The talks between Republicans and Democrats about raising our national debt limit are frustrating to follow.  It’s like a merry-go-round.  The people go round and round and there appears to be activity, but nothing ever goes anywhere.  All the while, the August 2 deadline — after which the United States will default, according to Treasury Secretary Timothy Geithner — looms ever closer.

House Republicans have passed a budget that was rejected by President Obama and Senate Democrats.  The Republicans say any increase in the debt limit must be matched by actual cuts in current and future spending and have insisted that tax increases cannot be part of any resolution.  Senate Democrats haven’t passed a budget in years, but have floated a proposal that has not been the subject of public hearing or debate.  President Obama has gone from proposing a budget at the start of the year that did nothing to reduce annual deficits, to proposing a budget framework that was so nebulous it could not even be scored by the Congressional Budget Office, to now taking the Republicans to task for not agreeing to compromise on tax increases.

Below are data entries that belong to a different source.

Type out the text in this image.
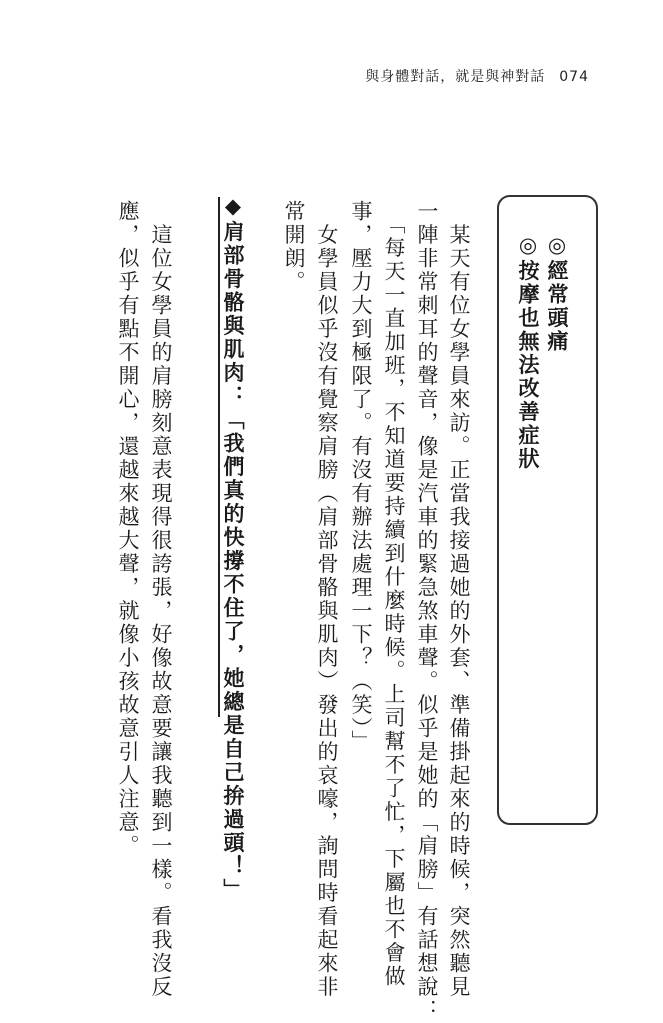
與身體對話，就是與神對話 074
◎經常頭痛
◎按摩也無法改善症狀
　某天有位女學員來訪。正當我接過她的外套、準備掛起來的時候，突然聽見
一陣非常刺耳的聲音，像是汽車的緊急煞車聲。似乎是她的「肩膀」有話想說：
　「每天一直加班，不知道要持續到什麼時候。上司幫不了忙，下屬也不會做
事，壓力大到極限了。有沒有辦法處理一下？（笑）」
　女學員似乎沒有覺察肩膀（肩部骨骼與肌肉）發出的哀嚎，詢問時看起來非
常開朗。
◆肩部骨骼與肌肉：「我們真的快撐不住了，她總是自己拚過頭！」
　這位女學員的肩膀刻意表現得很誇張，好像故意要讓我聽到一樣。看我沒反
應，似乎有點不開心，還越來越大聲，就像小孩故意引人注意。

Talks are occurring, behind closed doors, between the principals — a result that should cause good government advocates everywhere to shake their heads in dismay.  Republicans say President Obama stalked out of the talks last night; Democrats say the President left because he was rudely interrupted by House Majority Leader Eric Cantor.  Posturing is running rampant on all sides.

In the meantime, Moody’s has announced that it is placing the U.S. under review for a rating downgrade.  Imagine!  U.S. government bonds and notes, for years viewed as the safest possible investment, may lose that designation because our political leaders cannot reach an agreement.  Any rational person  understands that if any default or serious uncertainty occurs, the interest rate on future U.S. borrowing will increase as investors demand an increased return for the increased investment risk — as investors inevitably and understandably do — and that result will just make our debt burden that much heavier and the ability to bring the budget into balance that much more difficult.

It’s time for our leaders to put aside the politics and put the national interest first.  It appears that Republicans would agree to a short-term deal that would make cuts proposed by the President’s own Debt Commission and raise the debt ceiling by the same amount, to allow additional time for negotiations on a broader solution.  That is what the parties should do.  The President, having waited until the eleventh hour to engage, can’t reasonably insist on a long-term deal and risk a default as a result.  And while Democrats may complain, they have only themselves to blame — they could have raised the debt ceiling last year, when they controlled both Houses of Congress and the White House, but they failed to do so.

The bottom line is, we shouldn’t be playing chicken with our national credit or investor confidence in U.S. securities.